A climbing wall for jobless people could be torn down within weeks after nearby residents complained.

Objectors say the 25ft structure overlooks their gardens, breaches health and safety rules and is a noise nuisance when instructions are shouted to novices.

The wall was put up on the side of a house in Sutherland Road, Brighton, by Craggers, a climbing group which takes people on benefits, low incomes or with disabilities on adventure weekends.

Brighton and Hove City Council's planning committee will decide tomorrow whether the wall can stay but planning officers have recommended permission be refused.

Craggers co-founder Tony Hemingway, who lives in the house, said: "If it isn't approved it will be a real blow to the families that we support."

Mr Hemingway said he contacted the council about three years ago to ask if he needed planning permission and was told he did not because it was a temporary structure.
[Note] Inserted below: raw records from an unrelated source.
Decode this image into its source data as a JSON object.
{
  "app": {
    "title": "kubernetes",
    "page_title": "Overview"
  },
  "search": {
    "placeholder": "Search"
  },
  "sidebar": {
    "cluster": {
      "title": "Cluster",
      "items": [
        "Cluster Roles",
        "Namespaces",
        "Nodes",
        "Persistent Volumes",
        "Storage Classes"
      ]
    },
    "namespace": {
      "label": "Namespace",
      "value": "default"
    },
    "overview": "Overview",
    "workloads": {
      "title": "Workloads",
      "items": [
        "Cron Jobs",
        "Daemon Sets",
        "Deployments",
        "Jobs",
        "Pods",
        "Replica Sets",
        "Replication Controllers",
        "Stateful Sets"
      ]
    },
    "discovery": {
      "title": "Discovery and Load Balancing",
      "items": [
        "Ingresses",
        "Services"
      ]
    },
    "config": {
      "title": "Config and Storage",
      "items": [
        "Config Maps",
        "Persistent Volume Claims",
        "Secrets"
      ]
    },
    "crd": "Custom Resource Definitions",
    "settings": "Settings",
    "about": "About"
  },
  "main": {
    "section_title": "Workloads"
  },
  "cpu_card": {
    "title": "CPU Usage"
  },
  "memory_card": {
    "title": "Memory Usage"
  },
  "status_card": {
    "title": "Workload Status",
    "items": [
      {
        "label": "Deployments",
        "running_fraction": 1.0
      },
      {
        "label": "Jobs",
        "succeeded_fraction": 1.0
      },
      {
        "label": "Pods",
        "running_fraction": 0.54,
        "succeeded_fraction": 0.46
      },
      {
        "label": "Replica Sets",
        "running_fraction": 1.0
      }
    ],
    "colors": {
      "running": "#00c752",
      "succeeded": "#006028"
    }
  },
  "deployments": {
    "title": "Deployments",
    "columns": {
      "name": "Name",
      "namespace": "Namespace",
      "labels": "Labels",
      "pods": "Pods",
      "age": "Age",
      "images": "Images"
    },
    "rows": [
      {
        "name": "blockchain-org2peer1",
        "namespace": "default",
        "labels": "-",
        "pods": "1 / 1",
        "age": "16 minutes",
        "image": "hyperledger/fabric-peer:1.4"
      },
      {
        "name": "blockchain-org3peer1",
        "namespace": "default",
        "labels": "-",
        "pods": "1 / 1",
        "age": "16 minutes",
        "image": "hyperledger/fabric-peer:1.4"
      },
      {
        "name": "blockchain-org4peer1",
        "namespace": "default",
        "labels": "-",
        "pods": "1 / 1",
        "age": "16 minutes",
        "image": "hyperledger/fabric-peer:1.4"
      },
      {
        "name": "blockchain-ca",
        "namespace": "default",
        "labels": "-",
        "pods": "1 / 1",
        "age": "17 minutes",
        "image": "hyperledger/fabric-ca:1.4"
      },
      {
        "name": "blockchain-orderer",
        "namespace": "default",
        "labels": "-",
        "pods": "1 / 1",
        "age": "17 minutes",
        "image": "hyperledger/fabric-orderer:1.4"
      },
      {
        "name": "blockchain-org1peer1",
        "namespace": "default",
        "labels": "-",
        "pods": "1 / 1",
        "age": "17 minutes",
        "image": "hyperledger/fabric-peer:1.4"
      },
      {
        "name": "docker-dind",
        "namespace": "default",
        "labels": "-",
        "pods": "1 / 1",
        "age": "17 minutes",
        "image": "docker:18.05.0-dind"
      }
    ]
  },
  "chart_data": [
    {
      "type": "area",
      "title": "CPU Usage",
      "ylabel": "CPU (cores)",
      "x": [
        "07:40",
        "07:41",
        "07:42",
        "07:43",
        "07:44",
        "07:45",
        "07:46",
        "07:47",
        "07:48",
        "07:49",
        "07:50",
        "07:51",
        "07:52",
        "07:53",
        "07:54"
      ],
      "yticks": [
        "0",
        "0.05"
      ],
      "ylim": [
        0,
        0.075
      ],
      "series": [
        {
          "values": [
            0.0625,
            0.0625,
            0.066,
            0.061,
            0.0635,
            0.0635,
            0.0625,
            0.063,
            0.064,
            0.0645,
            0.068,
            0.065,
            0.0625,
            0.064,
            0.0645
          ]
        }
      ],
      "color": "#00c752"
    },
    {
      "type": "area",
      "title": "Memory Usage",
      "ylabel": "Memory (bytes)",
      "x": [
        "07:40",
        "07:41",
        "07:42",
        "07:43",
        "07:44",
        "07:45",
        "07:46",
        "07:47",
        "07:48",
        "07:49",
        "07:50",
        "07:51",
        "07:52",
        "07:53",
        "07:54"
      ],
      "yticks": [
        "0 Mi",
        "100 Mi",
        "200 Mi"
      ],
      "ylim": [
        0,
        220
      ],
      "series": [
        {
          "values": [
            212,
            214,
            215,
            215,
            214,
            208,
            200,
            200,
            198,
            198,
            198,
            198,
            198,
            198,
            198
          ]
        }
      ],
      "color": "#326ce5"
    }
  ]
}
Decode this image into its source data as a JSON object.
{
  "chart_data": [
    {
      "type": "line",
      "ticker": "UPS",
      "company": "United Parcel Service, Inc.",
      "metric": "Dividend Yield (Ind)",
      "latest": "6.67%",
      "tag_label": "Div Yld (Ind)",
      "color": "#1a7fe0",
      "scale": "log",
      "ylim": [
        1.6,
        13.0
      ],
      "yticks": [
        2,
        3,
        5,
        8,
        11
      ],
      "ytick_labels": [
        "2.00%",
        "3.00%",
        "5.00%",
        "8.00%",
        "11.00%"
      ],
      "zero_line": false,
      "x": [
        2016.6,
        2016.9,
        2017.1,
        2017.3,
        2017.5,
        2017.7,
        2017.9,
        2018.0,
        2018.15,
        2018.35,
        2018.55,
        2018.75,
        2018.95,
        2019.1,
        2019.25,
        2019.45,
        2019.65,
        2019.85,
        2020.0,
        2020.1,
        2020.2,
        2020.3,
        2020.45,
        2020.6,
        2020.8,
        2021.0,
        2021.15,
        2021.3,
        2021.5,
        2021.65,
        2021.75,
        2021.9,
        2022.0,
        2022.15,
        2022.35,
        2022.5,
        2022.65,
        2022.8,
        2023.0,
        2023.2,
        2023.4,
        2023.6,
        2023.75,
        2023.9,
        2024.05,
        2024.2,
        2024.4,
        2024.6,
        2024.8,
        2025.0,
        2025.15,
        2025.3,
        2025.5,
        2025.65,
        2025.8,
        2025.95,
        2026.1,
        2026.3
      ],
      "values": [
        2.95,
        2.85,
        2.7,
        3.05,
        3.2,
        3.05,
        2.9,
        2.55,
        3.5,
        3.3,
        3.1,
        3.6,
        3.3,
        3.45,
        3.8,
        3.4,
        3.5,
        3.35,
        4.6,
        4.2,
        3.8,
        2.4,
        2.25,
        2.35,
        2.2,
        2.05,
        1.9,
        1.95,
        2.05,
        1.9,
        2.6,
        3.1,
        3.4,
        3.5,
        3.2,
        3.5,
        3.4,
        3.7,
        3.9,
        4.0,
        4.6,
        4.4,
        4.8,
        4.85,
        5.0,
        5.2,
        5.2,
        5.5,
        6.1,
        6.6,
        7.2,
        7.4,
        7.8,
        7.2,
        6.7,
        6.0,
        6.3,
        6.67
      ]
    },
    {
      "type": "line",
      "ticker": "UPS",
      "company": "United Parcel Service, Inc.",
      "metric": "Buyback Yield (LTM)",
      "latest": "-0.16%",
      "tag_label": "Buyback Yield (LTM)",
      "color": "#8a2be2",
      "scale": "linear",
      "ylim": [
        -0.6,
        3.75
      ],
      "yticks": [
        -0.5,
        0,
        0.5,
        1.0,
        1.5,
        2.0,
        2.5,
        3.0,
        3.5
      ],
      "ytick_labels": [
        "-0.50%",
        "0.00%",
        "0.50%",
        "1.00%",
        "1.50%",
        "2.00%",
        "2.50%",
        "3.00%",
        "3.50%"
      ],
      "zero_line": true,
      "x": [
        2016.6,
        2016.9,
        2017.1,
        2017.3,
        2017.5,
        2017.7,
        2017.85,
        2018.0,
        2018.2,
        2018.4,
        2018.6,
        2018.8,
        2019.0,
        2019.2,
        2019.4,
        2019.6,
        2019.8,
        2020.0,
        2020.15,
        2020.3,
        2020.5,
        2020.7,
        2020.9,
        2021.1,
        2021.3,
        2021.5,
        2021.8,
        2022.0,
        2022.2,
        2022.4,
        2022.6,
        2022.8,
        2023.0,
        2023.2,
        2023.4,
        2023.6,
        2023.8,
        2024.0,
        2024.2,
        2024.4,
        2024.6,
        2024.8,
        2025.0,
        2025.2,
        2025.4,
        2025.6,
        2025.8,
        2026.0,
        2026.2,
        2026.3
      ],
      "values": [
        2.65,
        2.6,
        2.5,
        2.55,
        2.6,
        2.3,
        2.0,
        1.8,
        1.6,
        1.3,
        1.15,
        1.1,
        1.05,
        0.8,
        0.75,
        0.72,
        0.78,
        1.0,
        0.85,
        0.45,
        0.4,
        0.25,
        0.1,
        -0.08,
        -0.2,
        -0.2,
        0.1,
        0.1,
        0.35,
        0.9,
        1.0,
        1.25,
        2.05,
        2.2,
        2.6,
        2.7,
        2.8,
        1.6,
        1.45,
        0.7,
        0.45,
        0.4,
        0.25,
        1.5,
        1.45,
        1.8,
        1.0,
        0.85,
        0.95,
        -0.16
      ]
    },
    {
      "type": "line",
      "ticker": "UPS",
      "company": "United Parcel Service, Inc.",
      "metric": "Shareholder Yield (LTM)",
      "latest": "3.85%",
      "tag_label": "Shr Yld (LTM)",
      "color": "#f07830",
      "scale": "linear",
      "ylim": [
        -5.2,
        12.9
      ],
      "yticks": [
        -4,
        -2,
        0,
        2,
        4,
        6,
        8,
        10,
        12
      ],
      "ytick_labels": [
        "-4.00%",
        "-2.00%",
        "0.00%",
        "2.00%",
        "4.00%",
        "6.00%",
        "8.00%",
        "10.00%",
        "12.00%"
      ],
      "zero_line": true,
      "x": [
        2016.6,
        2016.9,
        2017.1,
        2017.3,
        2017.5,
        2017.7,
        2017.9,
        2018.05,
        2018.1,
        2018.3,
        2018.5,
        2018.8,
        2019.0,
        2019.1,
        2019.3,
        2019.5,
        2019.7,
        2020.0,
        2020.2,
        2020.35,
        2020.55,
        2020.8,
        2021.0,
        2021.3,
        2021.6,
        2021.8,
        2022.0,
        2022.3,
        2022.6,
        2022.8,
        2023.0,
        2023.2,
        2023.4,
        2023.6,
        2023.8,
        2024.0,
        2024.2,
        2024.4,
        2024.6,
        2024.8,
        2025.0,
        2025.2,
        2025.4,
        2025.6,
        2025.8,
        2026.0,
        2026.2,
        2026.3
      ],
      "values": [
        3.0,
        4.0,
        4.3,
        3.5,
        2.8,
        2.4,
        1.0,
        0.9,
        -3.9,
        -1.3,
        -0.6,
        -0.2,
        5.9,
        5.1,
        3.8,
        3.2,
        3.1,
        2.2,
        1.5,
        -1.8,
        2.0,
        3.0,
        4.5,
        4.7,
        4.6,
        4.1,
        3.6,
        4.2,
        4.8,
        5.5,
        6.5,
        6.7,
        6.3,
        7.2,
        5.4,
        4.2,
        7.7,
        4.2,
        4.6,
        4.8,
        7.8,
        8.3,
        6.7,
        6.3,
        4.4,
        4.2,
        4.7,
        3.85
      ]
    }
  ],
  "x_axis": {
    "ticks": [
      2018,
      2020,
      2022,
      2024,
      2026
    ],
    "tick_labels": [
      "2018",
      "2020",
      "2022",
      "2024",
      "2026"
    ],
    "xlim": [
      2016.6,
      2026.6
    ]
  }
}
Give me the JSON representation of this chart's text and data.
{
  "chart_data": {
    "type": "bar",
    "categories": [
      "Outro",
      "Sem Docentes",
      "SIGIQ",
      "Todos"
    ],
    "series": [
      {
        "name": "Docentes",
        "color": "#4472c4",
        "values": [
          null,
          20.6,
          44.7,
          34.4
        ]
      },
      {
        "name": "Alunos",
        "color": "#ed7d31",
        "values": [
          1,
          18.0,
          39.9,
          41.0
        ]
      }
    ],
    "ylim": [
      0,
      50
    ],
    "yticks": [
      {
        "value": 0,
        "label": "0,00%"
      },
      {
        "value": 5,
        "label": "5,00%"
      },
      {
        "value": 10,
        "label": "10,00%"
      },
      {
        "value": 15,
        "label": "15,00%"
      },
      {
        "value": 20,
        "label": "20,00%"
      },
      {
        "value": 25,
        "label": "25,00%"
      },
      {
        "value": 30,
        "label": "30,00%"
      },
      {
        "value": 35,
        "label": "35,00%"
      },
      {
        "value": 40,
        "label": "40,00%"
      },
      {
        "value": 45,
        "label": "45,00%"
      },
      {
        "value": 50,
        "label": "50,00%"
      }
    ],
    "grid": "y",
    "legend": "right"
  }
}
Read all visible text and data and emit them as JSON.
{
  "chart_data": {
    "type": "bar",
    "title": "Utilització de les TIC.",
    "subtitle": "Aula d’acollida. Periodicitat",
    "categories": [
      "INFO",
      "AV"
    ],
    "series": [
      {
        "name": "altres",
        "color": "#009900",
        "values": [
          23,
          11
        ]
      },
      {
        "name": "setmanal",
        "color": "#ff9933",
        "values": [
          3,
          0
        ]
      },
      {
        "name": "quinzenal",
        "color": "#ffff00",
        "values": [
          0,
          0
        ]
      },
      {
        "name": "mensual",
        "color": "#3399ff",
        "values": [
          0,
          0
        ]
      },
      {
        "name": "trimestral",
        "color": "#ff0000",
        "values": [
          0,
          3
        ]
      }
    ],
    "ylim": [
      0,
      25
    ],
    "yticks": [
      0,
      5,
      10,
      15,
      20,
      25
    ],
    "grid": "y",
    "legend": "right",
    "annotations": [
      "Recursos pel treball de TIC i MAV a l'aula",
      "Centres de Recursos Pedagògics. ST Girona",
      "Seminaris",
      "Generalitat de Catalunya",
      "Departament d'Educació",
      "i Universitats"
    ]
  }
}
The authority has now said that he does.

The group began fundraising and last year the wall went up and was given money for equipment by the city council.

Mr Hemingway said it was ironic that the same council was now trying to tear it down.

Andy Francis is director of RH Partnership Architects, part of ProHelp, a group set up by the Brighton and Hove Business Community Partnership, which helped fund and build the wall.

He said: "Something like climbing a wall is fairly adventurous and gives people a lot of confidence and self-esteem back."

Councillor Gill Mitchell said she had been contacted by neighbours who said it invaded their privacy.

She said the wall did not conform to health and safety standards and so enforcement action to tear it down was justified.

But she added: "I do support the aims of the organisation backing the wall but there are climbing walls in the locality."